Tutti i figli dell’elite araba completano infatti gli studi nelle Università
occidentali.
- Un discorso che fila
benissimo. Ma cosa hai trovato di negativo in questa terra che sembra l’isola
delle meraviglie?
-Ho notato che il
Paese è pieno di contraddizioni. Deve ancora crescere e maturare il senso di
giustizia sociale, non si può parlare di conquista giuridica o di legge che vale ugualmente per tutti.
Quello che prevale è il codice d’ispirazione
coranica che permette all’emiro di scegliere il modo di vivere secondo la sua
volontà.
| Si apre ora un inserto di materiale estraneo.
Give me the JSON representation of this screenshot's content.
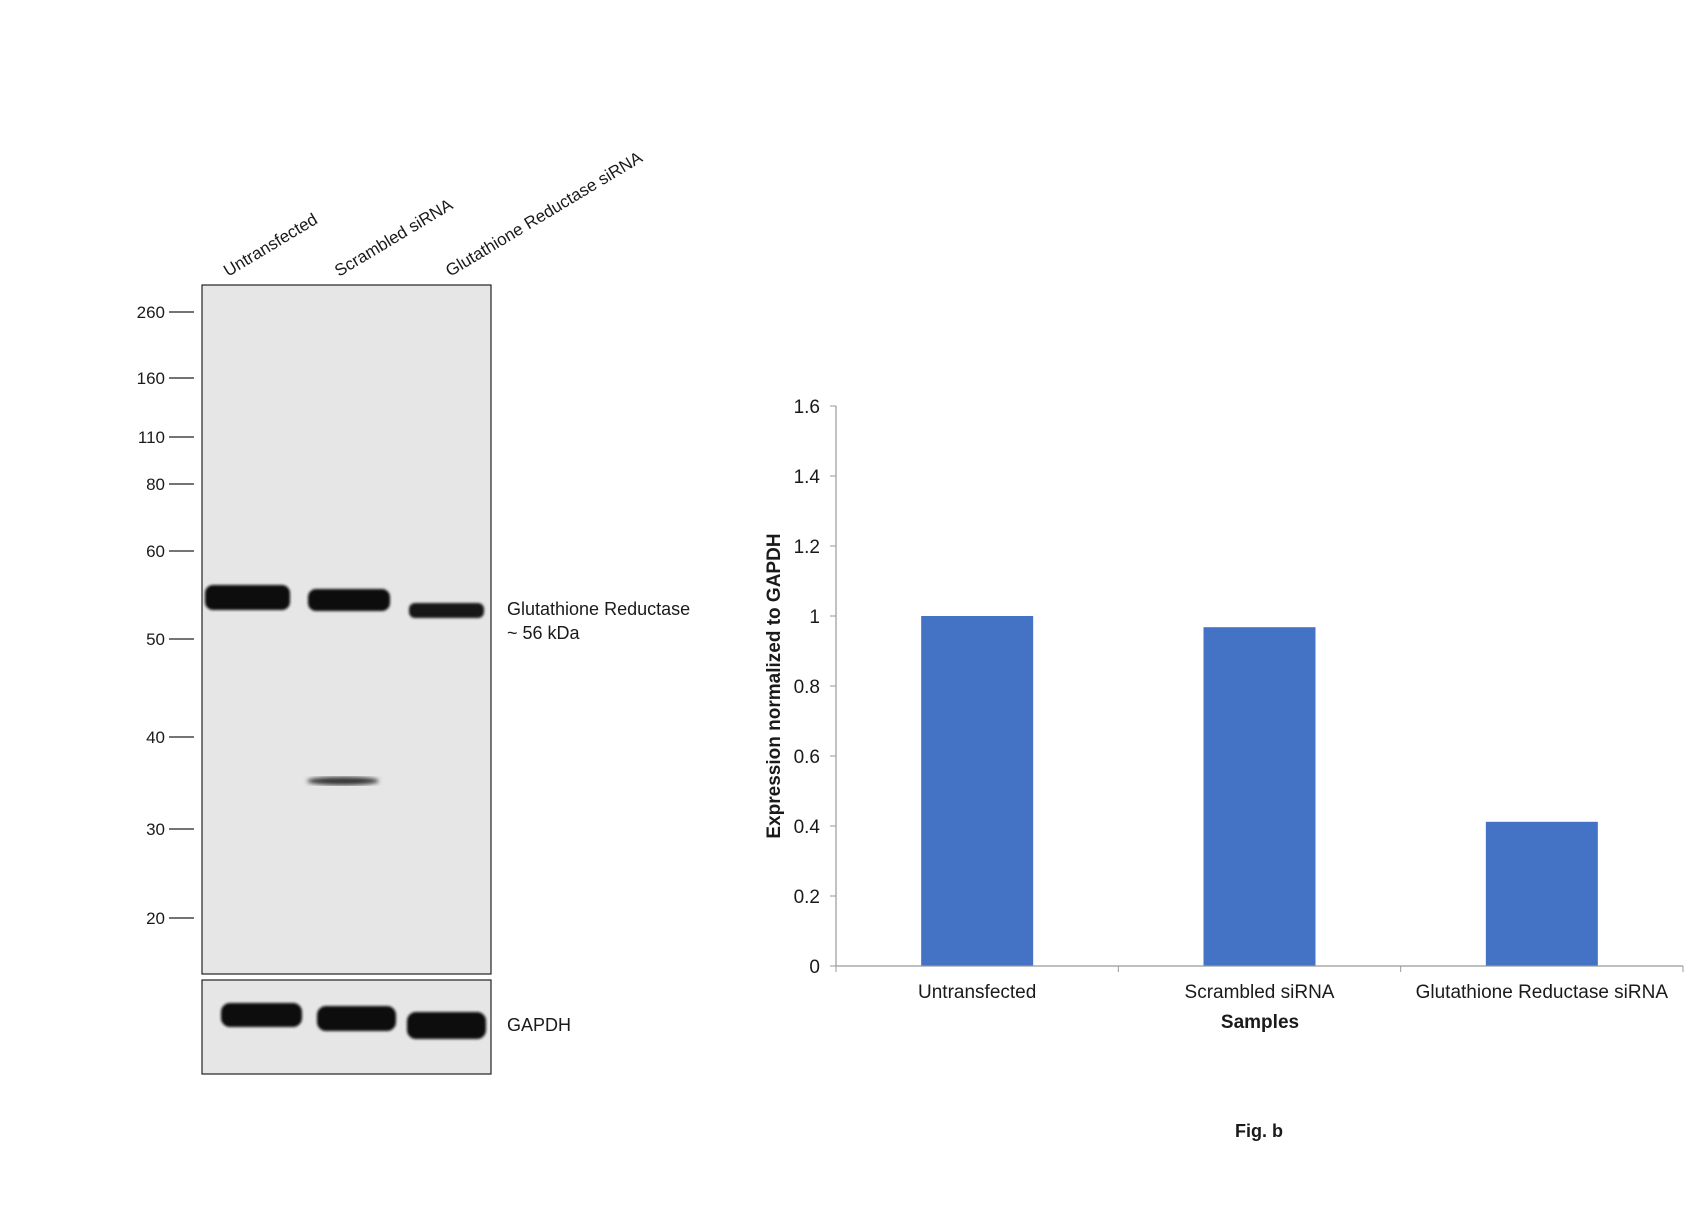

Anche se gli abitanti godono di un congruo compenso per diritto di nascita, le differenze
fra le varie fasce della popolazione risultano molto alte e distanti fra loro.
-Parliamo un po' delle
città. Come si presentano?
-Ho visto quartieri
cittadini quasi simili a quelli delle nostre città siciliane, ad eccezione dei
centri delle due grandi metropoli, supermoderne, con i grattacieli più alti del
mondo. A Dubai si può ammirare la metropolitana più moderna dei nostri tempi,
completamente automatizzata. Il più grande investimento visibile al visitatore
è però l’immenso utilizzo delle tecnologie digitali. Faccio un esempio: con una
app nel telefonino a Dubai si può chiamare un taxi, prenotare una visita
medica, misurare la pressione e inviare i dati al dottore di turno.
- Cosa pensano di fare
gli emiri quando sarà finita la pacchia
del petrolio?
-Attualmente gli
Emirati si stanno candidando per divenire una grande meta turistica sfruttando
il clima che permette loro una lunga estate di nove mesi l’anno. Pensano anche
di poter divenire un grande polo commerciale internazionale.
-Quando scadrà il tuo
contratto di lavoro cosa pensi di fare?
-Il mio contratto è
legato alla costruzione degli impianti che attualmente sto seguendo, poi
valuterò nuove occasioni e proposte nell’ambito europeo.
-Grazie delle tue
preziose informazioni e auguri per il tuo futuro. Sempre più in alto!